Ron kon het uitzoeken met zijn ingewikkelde gevoelens voor Hermelien, waarvan iedereen wist dat ze er waren. Iedereen behalve hijzelf en de frustratie die uit die onwetendheid kwam projecteerde hij op zijn beste vriend. Terwijl ik hem enkel wilde helpen.

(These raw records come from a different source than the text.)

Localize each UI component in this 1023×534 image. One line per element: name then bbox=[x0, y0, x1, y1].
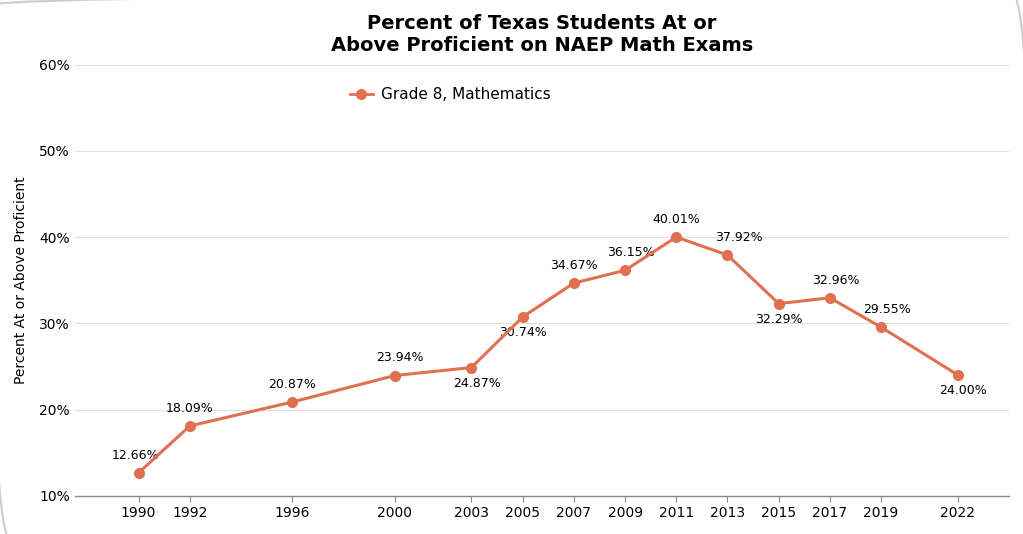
Text: 29.55%: 29.55% bbox=[862, 303, 910, 316]
Text: 20.87%: 20.87% bbox=[268, 378, 316, 391]
Y-axis label: Percent At or Above Proficient: Percent At or Above Proficient bbox=[14, 176, 28, 384]
Text: 32.29%: 32.29% bbox=[755, 313, 802, 326]
Text: 12.66%: 12.66% bbox=[113, 449, 160, 462]
Text: 40.01%: 40.01% bbox=[653, 213, 700, 226]
Text: 18.09%: 18.09% bbox=[166, 402, 214, 415]
Text: 37.92%: 37.92% bbox=[715, 231, 762, 244]
Title: Percent of Texas Students At or
Above Proficient on NAEP Math Exams: Percent of Texas Students At or Above Pr… bbox=[330, 14, 753, 55]
Legend: Grade 8, Mathematics: Grade 8, Mathematics bbox=[344, 81, 557, 108]
Text: 24.00%: 24.00% bbox=[939, 384, 987, 397]
Text: 24.87%: 24.87% bbox=[453, 377, 501, 390]
Text: 34.67%: 34.67% bbox=[550, 259, 597, 272]
Text: 23.94%: 23.94% bbox=[376, 351, 424, 364]
Text: 32.96%: 32.96% bbox=[811, 274, 859, 287]
Text: 30.74%: 30.74% bbox=[499, 326, 546, 339]
Text: 36.15%: 36.15% bbox=[607, 246, 655, 259]
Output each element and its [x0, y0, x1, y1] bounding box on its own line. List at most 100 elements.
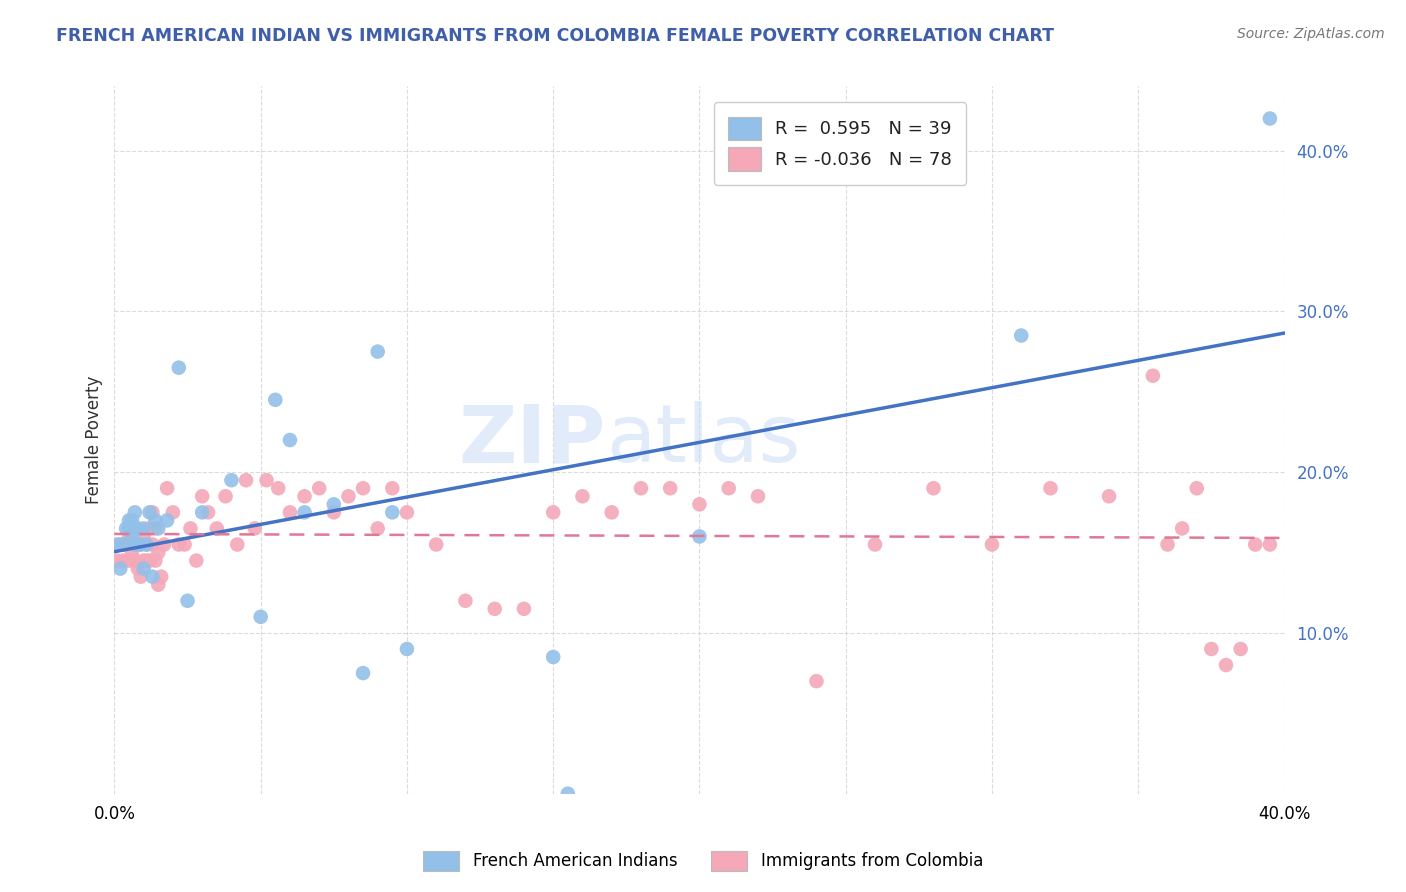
Point — [717, 481, 740, 495]
Point — [688, 497, 710, 511]
Point — [129, 537, 152, 551]
Point — [115, 521, 138, 535]
Point — [127, 521, 149, 535]
Point — [395, 642, 418, 657]
Point — [352, 666, 374, 681]
Point — [153, 537, 176, 551]
Point — [141, 505, 163, 519]
Point — [118, 513, 141, 527]
Point — [1215, 658, 1237, 673]
Point — [381, 481, 404, 495]
Point — [205, 521, 228, 535]
Point — [112, 553, 135, 567]
Point — [294, 489, 316, 503]
Point — [121, 529, 143, 543]
Point — [124, 505, 146, 519]
Point — [138, 521, 160, 535]
Point — [162, 505, 184, 519]
Point — [381, 505, 404, 519]
Point — [1229, 642, 1251, 657]
Point — [352, 481, 374, 495]
Point — [278, 433, 301, 447]
Point — [127, 561, 149, 575]
Point — [129, 569, 152, 583]
Point — [395, 505, 418, 519]
Point — [141, 537, 163, 551]
Point — [235, 473, 257, 487]
Point — [1010, 328, 1032, 343]
Point — [135, 537, 157, 551]
Point — [1098, 489, 1121, 503]
Point — [141, 569, 163, 583]
Point — [249, 610, 271, 624]
Point — [150, 569, 173, 583]
Point — [322, 505, 344, 519]
Point — [148, 545, 170, 559]
Point — [484, 602, 506, 616]
Point — [337, 489, 360, 503]
Point — [132, 521, 155, 535]
Point — [135, 537, 157, 551]
Point — [148, 521, 170, 535]
Point — [1171, 521, 1194, 535]
Point — [747, 489, 769, 503]
Point — [806, 674, 828, 689]
Point — [105, 553, 128, 567]
Point — [278, 505, 301, 519]
Point — [256, 473, 278, 487]
Point — [1039, 481, 1062, 495]
Point — [513, 602, 536, 616]
Point — [214, 489, 236, 503]
Point — [1201, 642, 1223, 657]
Point — [454, 594, 477, 608]
Point — [1156, 537, 1178, 551]
Point — [167, 360, 190, 375]
Point — [630, 481, 652, 495]
Point — [1258, 537, 1281, 551]
Point — [110, 561, 132, 575]
Point — [367, 521, 389, 535]
Point — [863, 537, 886, 551]
Point — [112, 537, 135, 551]
Point — [132, 529, 155, 543]
Point — [264, 392, 287, 407]
Point — [659, 481, 682, 495]
Point — [541, 650, 564, 665]
Point — [138, 505, 160, 519]
Point — [425, 537, 447, 551]
Point — [541, 505, 564, 519]
Text: Source: ZipAtlas.com: Source: ZipAtlas.com — [1237, 27, 1385, 41]
Legend: R =  0.595   N = 39, R = -0.036   N = 78: R = 0.595 N = 39, R = -0.036 N = 78 — [714, 103, 966, 185]
Point — [981, 537, 1004, 551]
Point — [124, 537, 146, 551]
Point — [176, 594, 198, 608]
Point — [688, 529, 710, 543]
Legend: French American Indians, Immigrants from Colombia: French American Indians, Immigrants from… — [415, 842, 991, 880]
Point — [121, 513, 143, 527]
Point — [124, 537, 146, 551]
Point — [115, 537, 138, 551]
Point — [197, 505, 219, 519]
Point — [132, 553, 155, 567]
Point — [124, 553, 146, 567]
Point — [173, 537, 195, 551]
Point — [221, 473, 243, 487]
Point — [243, 521, 266, 535]
Y-axis label: Female Poverty: Female Poverty — [86, 376, 103, 504]
Point — [191, 505, 214, 519]
Point — [294, 505, 316, 519]
Point — [121, 545, 143, 559]
Point — [922, 481, 945, 495]
Point — [118, 529, 141, 543]
Point — [110, 537, 132, 551]
Point — [156, 513, 179, 527]
Point — [129, 537, 152, 551]
Point — [145, 521, 167, 535]
Point — [167, 537, 190, 551]
Point — [156, 481, 179, 495]
Point — [191, 489, 214, 503]
Point — [135, 553, 157, 567]
Point — [226, 537, 249, 551]
Point — [1258, 112, 1281, 126]
Text: FRENCH AMERICAN INDIAN VS IMMIGRANTS FROM COLOMBIA FEMALE POVERTY CORRELATION CH: FRENCH AMERICAN INDIAN VS IMMIGRANTS FRO… — [56, 27, 1054, 45]
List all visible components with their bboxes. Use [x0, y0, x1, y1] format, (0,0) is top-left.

'Heb je ruzie?' hoorde ik een stem vragen. Direct stopte mijn voeten met het oplopen van de trap, waarna ik mijn lichaam omdraaide. Ginny stond in de deuropening van haar kamer, in niets meer dan haar roze badjas. 'Dat kun je wel zeggen ja,' beantwoorde ik haar vraag terwijl ik de trap weer uit liep en bij haar kwam staan. 'Wat doe jij hier eigenlijk nog?'

'Ik hoorde voetstappen en gerommel, ik wilde even weten of alles wel goed ging daarboven.'

Een klein glimlachje wist door te breken op mijn gezicht. 'Je bent zo lief,' zei ik naar waarheid. Nu glimlachte ook Ginny, die een stapje naar voren zette. 'Ik geef gewoon om je Harry, dat weet je toch?'

'Ja,' beantwoorde ik haar vraag. 'Je hebt zoveel voor me gedaan de laatste dagen, ik ben je echt heel dankbaar. Als er ooit iets is wat ik voor jou kan doen.'

Het Wemel meisje was alleen maar dichterbij komen staan, waardoor ik haar adem tegen mijn nek aanvoelde. Haar lichaam werd tegen de mijne aangetrokken, door een aantrekkingskracht die ik niet kon voelen, maar aan haar te zien, voelde zij hem wel zeker.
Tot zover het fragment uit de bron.